Eine häufige Meinung lautet, mit einem Elektroauto komme man nicht weit und das Laden dauere viel zu lange. Das ist natürlich verständlich, wenn man zu Grunde legt, wie bei fossilen Verbrennerfahrzeugen das Tanken vonstatten geht – nämlich ein- zweimal die Woche für einige Minuten. Allerdings: Wie lädt man denn sein Handy auf? Natürlich nicht ein- zweimal die Woche für einige Minuten, sondern jede Nacht im Schlaf! Und plötzlich erkennt man: Reichweite ist kein Wert an sich, sondern wichtig ist, dass das Auto zwischen zwei Ladungen so weit kommt, wie man damit fahren will. (1)
Heute kann man sagen, dass die Mehrheit aller alltäglichen Fahrten und sogar Urlaubsfahrten rein elektrisch möglich sind, denn die Reichweiten von Elektroautos steigen jedes Jahr und auch das Laden geht immer schneller vonstatten.
Genauso wie bei Verbrennerfahrzeugen steigt der Verbrauch bei höheren Geschwindigkeiten: Eine Verdopplung der Geschwindigkeit hat einen vierfachen Verbrauch zur Folge. (3) Ein VW ID3 mit 77kwh Akku beispielsweise schafft im Sommer bei einer Durchschnittsgeschwindigkeit von 130 km/h eine Reichweite von 329 km, mit Tempo 110 sind es allerdings schon 411 km, mit Tempo 100 sogar 461 km. (4)
Wie schnell der Akku wieder voll wird, hängt von der Leistung des Stromanschlusses und der Leistung des bordeigenen Ladegeräts ab. Eine normale Haushaltssteckdose leistet ca. 3,5 Kilowatt, um einen Akku mit 50 kWh zu laden benötigt sie dafür also ca. 14 Stunden und die Stromleitungen können dabei sehr heiß werden. Daher sollte man immer eine sogenannte Wallbox montieren, die mit Drehstrom versorgt wird und in der Regel 11 kW leistet (technisch können die meisten Wallboxen auch 22 kW, dies wird aber vom Netzbetreiber reglementiert – diese Boxen finden sich oft in Parkhäusern oder Supermärkten). Damit kann man dieselbe Batterie schon in 5 Stunden aufladen. An Schnellladesäulen werden 50-300kW angeboten, aber meist können die Ladegeräte im Auto nicht mehr als 100kW aufnehmen. Dort wird unser Akku also in ca. einer halben Stunde wieder voll. Als Faustregel kann man sagen, zu Hause schafft man in einer Stunde ca. 10 kWh Akkukapazität, unterwegs das zehnfache. (5)

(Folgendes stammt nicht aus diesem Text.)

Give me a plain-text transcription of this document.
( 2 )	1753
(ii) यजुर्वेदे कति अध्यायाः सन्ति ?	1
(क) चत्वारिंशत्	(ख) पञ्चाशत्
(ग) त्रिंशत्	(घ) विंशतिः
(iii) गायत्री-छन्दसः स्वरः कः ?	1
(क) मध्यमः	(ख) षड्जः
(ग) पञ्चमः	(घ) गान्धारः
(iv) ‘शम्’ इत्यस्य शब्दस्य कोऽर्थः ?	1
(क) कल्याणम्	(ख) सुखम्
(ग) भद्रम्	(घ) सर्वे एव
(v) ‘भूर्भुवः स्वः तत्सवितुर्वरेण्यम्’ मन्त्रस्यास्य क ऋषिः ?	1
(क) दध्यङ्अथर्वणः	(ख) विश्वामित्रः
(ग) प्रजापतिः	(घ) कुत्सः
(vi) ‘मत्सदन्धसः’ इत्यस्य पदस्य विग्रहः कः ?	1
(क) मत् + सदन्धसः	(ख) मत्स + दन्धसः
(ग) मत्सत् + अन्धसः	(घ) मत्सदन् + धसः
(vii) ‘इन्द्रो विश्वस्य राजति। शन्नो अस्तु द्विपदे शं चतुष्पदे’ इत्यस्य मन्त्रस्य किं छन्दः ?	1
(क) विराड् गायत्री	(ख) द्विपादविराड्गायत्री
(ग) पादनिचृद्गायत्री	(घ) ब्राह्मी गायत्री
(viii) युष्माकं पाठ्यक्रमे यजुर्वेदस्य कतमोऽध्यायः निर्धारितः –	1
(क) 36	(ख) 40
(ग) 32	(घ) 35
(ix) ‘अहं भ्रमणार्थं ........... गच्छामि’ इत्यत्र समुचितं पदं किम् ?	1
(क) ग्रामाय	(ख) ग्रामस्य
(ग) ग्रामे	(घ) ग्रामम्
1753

Wichtig ist außerdem, dass man einen Akku nicht voll lädt, wenn man schnell wieder weiter will, sondern nur bis ca. 80%. Der Grund dafür ist, dass danach das Batterie-Management-System dafür sorgt, dass alle Batterie-Zellen gleichmäßig geladen werden – und da manche Zellen schon voller sind als andere, kann dann nicht mehr so viel Energie in den Akku gepumpt werden. (5)
Wenn man eine längere Fahrt mit dem Elektroauto plant, gibt es dafür spezielle Routenplaner, welche die Ladepausen miteinbeziehen und gleichmäßig verteilen, so dass ein entspanntes Reisen möglich wird. (6,7,8) Man wird überrascht sein, dass die Stopps gar nicht so lang und so häufig sind wie befürchtet; und wenn man sie mit den üblichen Pausen zum Essen oder Austreten kombiniert, hat man kaum einen Zeitverlust gegenüber dem Verbrenner. Für das kleinste Fahrzeug in obiger Grafik, den BMW i3, benötigt man drei Ladepausen zu 25, 28 und 9 Minuten nach 1h 18min, 1h und 45min Fahrzeit für die Beispielstrecke von Frankfurt nach Leipzig. (6)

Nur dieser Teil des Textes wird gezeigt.